First data from long term follow up of people taking peginterferon beta-1a
Beta interferons are an approved treatment for RRMS. They work by reducing the immune response and inflammation in the central nervous system. Peginterferon beta-1a is an adaptation of interferon beta-1a. The modification allows the drug to exist in the body longer. Currently, peginterferon beta-1a is an approved MS treatment in certain countries, but is still under review by Health Canada. In a phase III clinical trial called ADVANCE, peginterferon beta-1a dosed at 125 μg every two weeks showed improvements as early as 12 weeks, with a 34% reduction in relapse rate compared to placebo. There was also a 36% reduction in people who relapsed compared to placebo. The first results of the extension phase of the study – called ATTAIN – were reported at AAN. They showed that the frequency of adverse events decreased in year 3 of treatment, with most common events being injection-site reactions and flu-like symptoms (adverse events were similar among those who received the treatment every 2 weeks versus every 4 weeks).

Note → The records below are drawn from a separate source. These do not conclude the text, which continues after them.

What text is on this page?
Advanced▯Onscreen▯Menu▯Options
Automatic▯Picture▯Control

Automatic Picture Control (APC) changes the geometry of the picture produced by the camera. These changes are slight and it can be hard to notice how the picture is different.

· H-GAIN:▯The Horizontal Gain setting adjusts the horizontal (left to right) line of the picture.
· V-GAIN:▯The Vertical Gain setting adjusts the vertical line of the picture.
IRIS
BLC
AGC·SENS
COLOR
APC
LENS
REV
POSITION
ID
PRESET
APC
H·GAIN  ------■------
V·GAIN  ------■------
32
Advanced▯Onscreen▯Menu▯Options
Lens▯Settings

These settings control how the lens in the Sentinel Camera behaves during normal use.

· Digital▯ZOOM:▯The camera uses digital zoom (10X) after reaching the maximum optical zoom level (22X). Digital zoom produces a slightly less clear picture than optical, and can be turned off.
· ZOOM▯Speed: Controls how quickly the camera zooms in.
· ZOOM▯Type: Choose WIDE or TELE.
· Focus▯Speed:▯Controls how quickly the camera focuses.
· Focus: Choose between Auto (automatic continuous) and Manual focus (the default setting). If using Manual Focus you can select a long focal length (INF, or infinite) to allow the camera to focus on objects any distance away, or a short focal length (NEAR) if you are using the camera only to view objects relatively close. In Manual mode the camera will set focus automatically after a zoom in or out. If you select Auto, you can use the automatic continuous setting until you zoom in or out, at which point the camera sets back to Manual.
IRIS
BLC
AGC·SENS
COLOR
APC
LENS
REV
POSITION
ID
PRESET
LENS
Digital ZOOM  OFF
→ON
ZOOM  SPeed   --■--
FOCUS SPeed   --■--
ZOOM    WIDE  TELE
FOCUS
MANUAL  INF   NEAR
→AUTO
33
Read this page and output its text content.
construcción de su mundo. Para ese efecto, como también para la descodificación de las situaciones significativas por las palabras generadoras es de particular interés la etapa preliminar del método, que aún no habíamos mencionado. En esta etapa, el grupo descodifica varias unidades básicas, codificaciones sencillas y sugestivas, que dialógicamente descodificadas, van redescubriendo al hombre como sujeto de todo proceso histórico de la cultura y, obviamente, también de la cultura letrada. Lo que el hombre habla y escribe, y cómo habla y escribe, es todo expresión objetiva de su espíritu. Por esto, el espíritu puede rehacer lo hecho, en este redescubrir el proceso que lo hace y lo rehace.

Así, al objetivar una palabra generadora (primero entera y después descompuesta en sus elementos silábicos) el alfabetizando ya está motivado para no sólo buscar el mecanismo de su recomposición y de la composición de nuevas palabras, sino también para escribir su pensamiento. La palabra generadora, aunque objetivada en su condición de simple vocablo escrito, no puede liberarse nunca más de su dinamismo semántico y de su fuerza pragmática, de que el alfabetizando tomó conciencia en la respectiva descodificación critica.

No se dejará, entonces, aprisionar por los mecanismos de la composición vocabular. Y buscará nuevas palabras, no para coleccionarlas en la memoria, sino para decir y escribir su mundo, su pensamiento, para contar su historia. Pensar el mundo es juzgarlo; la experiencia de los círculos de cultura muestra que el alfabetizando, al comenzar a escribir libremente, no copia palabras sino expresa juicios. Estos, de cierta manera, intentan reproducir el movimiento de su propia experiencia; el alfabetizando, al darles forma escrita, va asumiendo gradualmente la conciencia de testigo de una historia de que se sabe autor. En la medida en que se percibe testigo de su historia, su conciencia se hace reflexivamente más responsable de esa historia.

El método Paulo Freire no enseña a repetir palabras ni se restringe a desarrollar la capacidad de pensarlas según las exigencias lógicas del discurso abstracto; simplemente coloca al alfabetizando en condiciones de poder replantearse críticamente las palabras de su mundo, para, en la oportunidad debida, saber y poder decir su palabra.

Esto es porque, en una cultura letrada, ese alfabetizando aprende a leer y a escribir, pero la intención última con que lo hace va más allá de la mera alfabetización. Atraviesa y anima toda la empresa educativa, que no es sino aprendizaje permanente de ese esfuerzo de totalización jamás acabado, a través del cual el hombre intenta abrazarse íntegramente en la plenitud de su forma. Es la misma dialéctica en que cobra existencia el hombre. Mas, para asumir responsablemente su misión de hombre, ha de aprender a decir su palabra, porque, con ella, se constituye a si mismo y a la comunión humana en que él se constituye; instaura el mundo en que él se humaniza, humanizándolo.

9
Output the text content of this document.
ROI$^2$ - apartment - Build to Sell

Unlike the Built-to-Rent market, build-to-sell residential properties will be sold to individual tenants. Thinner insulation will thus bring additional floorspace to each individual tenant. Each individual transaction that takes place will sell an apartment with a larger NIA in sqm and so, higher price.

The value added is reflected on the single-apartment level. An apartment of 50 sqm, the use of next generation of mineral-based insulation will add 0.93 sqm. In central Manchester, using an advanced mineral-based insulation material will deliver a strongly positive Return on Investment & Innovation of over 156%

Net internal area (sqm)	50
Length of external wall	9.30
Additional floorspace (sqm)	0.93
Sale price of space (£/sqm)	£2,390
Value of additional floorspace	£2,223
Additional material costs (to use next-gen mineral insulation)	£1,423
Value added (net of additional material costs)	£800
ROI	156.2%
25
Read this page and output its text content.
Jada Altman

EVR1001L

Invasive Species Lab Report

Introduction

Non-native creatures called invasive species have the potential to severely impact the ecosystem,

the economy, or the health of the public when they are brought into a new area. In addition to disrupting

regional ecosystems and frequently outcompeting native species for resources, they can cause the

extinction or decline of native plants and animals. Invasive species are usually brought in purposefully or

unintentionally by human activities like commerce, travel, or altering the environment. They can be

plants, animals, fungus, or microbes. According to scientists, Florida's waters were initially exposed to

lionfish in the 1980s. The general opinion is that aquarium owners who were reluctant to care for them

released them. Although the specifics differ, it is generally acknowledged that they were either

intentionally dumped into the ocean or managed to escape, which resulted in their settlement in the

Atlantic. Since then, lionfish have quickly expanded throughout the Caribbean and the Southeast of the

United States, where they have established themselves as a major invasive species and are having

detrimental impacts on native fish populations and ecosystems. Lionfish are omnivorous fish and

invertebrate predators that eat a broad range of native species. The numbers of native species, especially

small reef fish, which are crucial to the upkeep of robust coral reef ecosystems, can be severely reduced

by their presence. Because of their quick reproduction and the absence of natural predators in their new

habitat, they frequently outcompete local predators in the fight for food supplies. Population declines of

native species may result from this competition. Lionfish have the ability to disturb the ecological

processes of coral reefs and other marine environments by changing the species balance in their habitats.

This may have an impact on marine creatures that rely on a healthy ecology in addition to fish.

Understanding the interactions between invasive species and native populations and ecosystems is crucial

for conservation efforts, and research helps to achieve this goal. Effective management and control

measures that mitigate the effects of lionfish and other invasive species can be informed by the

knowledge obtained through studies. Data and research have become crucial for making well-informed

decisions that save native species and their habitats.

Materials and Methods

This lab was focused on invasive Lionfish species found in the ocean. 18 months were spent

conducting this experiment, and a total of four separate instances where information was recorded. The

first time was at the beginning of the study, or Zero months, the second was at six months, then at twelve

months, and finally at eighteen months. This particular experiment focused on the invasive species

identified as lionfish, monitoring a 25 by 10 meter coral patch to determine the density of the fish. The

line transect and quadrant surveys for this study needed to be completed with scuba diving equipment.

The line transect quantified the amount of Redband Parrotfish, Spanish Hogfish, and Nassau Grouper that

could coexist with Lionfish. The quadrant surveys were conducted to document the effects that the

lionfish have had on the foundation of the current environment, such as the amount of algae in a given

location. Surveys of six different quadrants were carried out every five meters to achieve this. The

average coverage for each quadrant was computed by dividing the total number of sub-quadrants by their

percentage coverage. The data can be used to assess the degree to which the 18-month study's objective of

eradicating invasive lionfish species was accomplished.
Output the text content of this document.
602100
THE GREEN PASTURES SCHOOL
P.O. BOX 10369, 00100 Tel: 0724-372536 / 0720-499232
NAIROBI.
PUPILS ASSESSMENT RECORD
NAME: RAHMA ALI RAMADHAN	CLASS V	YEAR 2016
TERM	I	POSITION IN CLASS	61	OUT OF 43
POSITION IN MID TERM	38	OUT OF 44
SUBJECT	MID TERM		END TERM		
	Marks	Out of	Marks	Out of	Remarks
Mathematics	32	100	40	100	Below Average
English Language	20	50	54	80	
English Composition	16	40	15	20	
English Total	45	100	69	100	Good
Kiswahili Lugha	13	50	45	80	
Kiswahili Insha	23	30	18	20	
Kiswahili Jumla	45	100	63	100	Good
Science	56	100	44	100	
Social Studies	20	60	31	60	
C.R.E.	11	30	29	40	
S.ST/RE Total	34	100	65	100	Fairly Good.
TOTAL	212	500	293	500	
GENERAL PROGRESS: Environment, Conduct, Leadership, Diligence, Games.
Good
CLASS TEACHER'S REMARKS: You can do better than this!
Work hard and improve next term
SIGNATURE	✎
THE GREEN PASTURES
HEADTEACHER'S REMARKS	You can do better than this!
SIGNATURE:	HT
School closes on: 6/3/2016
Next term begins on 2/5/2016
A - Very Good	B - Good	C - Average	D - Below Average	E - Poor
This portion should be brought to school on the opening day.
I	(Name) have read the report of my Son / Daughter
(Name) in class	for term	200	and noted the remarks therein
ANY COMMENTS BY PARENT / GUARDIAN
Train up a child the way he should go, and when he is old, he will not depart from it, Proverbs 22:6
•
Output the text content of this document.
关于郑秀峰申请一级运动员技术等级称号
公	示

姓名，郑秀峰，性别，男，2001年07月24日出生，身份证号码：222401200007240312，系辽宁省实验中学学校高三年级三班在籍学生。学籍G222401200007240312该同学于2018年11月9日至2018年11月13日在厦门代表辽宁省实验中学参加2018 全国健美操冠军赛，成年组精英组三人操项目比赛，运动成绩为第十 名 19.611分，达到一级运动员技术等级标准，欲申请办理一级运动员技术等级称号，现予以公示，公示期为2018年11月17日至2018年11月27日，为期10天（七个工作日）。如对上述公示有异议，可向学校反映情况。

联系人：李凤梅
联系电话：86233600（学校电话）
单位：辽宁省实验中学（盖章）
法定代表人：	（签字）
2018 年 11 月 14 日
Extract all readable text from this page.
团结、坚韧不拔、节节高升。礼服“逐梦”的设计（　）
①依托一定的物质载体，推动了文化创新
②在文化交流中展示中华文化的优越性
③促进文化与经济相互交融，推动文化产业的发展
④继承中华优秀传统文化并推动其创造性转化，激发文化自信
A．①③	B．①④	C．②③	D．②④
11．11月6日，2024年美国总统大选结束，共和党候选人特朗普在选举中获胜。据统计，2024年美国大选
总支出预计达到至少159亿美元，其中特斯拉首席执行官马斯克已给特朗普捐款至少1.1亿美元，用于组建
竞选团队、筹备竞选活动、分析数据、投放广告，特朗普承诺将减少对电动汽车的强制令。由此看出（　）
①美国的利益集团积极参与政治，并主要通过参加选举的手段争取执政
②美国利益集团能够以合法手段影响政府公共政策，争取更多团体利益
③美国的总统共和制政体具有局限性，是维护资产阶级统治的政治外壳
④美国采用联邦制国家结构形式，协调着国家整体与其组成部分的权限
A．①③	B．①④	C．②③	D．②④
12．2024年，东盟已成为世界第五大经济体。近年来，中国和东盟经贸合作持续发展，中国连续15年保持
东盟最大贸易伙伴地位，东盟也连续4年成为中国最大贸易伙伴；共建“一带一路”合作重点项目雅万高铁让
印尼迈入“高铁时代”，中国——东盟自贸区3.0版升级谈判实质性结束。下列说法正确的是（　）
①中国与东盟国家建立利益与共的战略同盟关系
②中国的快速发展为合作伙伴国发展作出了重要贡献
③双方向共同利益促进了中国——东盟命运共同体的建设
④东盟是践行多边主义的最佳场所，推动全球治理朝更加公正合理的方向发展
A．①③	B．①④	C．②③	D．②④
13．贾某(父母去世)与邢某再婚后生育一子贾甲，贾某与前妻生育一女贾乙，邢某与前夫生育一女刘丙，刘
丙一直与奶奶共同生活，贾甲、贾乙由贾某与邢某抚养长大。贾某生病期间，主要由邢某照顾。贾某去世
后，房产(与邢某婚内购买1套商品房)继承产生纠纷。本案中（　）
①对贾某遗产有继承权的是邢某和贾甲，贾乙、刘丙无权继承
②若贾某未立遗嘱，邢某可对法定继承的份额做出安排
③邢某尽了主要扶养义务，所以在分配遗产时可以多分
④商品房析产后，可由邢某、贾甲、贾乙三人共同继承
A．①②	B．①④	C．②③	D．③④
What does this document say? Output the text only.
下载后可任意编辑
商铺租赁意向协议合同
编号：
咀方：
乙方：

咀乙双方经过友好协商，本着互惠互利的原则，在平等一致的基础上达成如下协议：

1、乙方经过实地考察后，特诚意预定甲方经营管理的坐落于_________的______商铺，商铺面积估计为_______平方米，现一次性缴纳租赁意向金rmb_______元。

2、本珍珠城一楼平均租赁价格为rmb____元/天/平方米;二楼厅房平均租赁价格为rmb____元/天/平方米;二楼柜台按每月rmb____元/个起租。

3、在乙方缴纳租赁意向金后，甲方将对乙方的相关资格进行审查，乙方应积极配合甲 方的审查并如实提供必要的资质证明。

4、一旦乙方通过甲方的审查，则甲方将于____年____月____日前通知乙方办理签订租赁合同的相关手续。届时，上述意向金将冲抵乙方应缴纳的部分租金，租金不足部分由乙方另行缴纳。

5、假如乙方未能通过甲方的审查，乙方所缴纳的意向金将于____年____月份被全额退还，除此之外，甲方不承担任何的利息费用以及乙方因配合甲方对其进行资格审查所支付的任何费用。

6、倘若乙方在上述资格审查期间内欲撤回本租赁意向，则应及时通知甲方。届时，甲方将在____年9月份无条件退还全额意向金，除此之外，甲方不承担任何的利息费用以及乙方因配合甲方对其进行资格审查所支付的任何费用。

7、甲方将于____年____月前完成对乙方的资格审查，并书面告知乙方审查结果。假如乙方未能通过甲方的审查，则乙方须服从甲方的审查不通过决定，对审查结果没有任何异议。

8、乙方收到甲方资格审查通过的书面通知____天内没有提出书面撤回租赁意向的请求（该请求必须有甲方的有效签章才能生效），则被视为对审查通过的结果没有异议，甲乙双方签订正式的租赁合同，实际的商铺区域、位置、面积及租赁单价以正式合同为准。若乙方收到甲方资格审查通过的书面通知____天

Two year data for emerging treatment daclizumab HYP
Daclizumab high-yield process (HYP) is a newly patented version of a drug that is commonly used to prevent rejection in organ transplantation. Daclizumab HYP prevents activation and growth of immune cells, and is administered once a month via under-the-skin injections. Results of a phase III clinical trial for daclizumab HYP – called DECIDE – demonstrated that treatment with daclizumab HYP resulted in a 45% reduction in relapse rate versus treatment with interferon beta-1a, and a 41% reduction in the proportion of people who experienced relapses. There was also a 54% reduction in the number of active lesions on MRI, and risk of disability progression was reduced by 27%. Adverse events were minor and manageable, with Infections and skin and liver-related effects more commonly seen in people treated with daclizumab HYP versus interferon beta-1a.